CPU実験の振り返り(シミュレータ係,後編)

最終発表からかなり遅れてしまいましたが,これ以上遅くなって記憶が風化しないうちにメモします.
前回の続きとして12月から書いていきます.前回の記事を読んでない方はこちらからどうぞ.


12月 2ndシミュレータ完成

コンパイラがとりあえず動き,コアも完成に近づいたところでISAの改善点が浮かび上がってきました.具体的には,

  • シフトの即値命令,lui(addi命令1回で即値を埋められない桁に即値を埋める命令)がほしい
    • アドレス等,桁の大きい即値を作ることが頻繁にあったため
  • 浮動小数点レジスタと整数レジスタの区別はないほうが良い
    • 浮動小数点の即値を入れるのが大変だったため
  • ブランチの即値をより長くとれるように
    • 自班のISAでは簡単のため,4バイトアラインされた位置にしかメモリアクセスしないので2桁節約可能

などがあります.
この中でも特に効果の大きいlui命令は1stISAにも組み込み,残りは2ndISAとしてまとめて改善を行うことにしました.自班の1stISAではlui命令がないと32ビットの即値を作るのに最大で8命令(シフト命令とaddi命令の繰り返し)かかったのでluiは必須といっても過言ではありません.
以上,2ndの仕様が決まったので,シミュレータは先周りして2ndシミュレータを作成しました.

この時,1st, 2nd共通の機能拡張も行いましたが,今考えてみれば蛇足だったと思う機能もありました.レイトレのプログラムの実行に予想以上に時間がかかったので,統計情報などをとらないことで実行だけを高速に行える機能をこの頃実装しました.確かに早くはなったものの,シミュ係の私として後々頻繁にシミュレータを使うことになるのは速度予測をテストするためであり,これには細かな統計情報が必要だったので,私はこの機能をあまり使いませんでした.コア係やコンパイラ係は使ってくれるかもしれませんが,個人的にはあまり使えなかったなと思いましたので,高速化するとしたら別の手法がおすすめです.

また,この月の後半にはコア係がデバッグ地獄に巻き込まれていました.私はそれなりにフリーであったものの,直接助ける術はなかったのでまごついていました.とりあえずテストプログラムのアセンブリをできるだけ書いてほしいといわれたので,バグを見つけやすそうなプログラムをいろいろ書きました.コンパイラを経由すると思った通りのコードにならないので,直接アセンブリをスムーズに書ける能力もあるとよさそうです.

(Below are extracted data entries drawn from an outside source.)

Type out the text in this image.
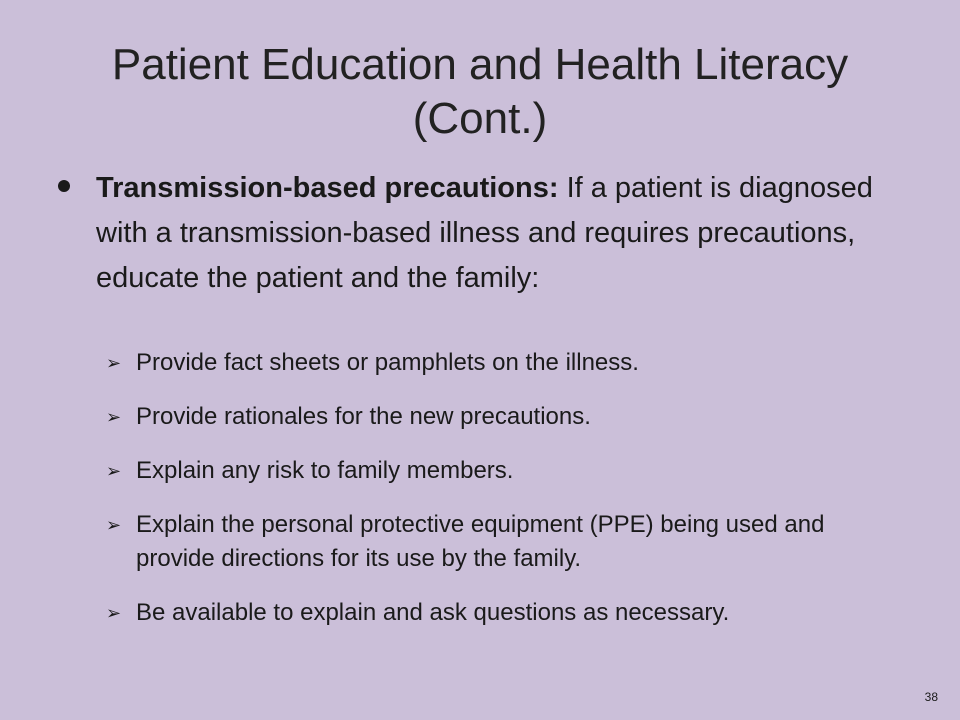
Patient Education and Health Literacy (Cont.)
Transmission-based precautions: If a patient is diagnosed with a transmission-based illness and requires precautions, educate the patient and the family:
➢ Provide fact sheets or pamphlets on the illness.
➢ Provide rationales for the new precautions.
➢ Explain any risk to family members.
➢ Explain the personal protective equipment (PPE) being used and provide directions for its use by the family.
➢ Be available to explain and ask questions as necessary.
38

1月 1stシミュ時間予測完了,1stコア完動,班全員単位確定

短い冬休みの余韻に浸ってしばらくたつと,コア係からとりあえず画像は出力できたという報告が.

……背景が赤いし,視点も違うし,なんか右上にヒストグラムみたいなのが出てるし….とりあえず床の模様が出ていないので,「床がおかしければfloor関数を見直せ」という実用的な激うまギャグにに従うと…

とりあえず進歩したものの,見慣れた画像とは程遠い….全体が大きく異なるので,局所的な問題ではないだろうと推測を進め,「浮動小数点テーブルがおかしいのではないか」という意見が出ました.これを見直した結果….

感動しました!

実機の結果とシミュレータの結果もdifをとって差がないことを確認し,めでたく単位確定です.

…と言いたいところですが,シミュ係にはまだ時間予測が残っています.
あらかじめ作っておいたシミュレータの時間予測と実機の結果を比べると,速度競争で使うSLDファイルではギリギリ5%以内の精度で予測できたものの,実行時間が短いものほど誤差が大きくなっている模様.様々なファイルで実行時間の絶対誤差を調べたところ,定数分ずれているどころか,反比例するような傾向が見られました.実行時間が短くなるほど遅くなるような機構を様々考え,UART通信のキューが詰まっているのではないかと気づきます.今まではキューは詰まっていないという仮定をおいていたので,新たに近似的なキューを実装し,シミュレーションを行い,それも考慮に入れた時間予測を行った結果,ほとんどのSLDファイルで5%以内の時間予測ができました.
これにより単位が確定しました(速度予測で必要なSLDファイルだけ精度が高ければよかったのですが,この頃はそのことを知らなかったので,とりあえず精度を上げようと必死になっていました).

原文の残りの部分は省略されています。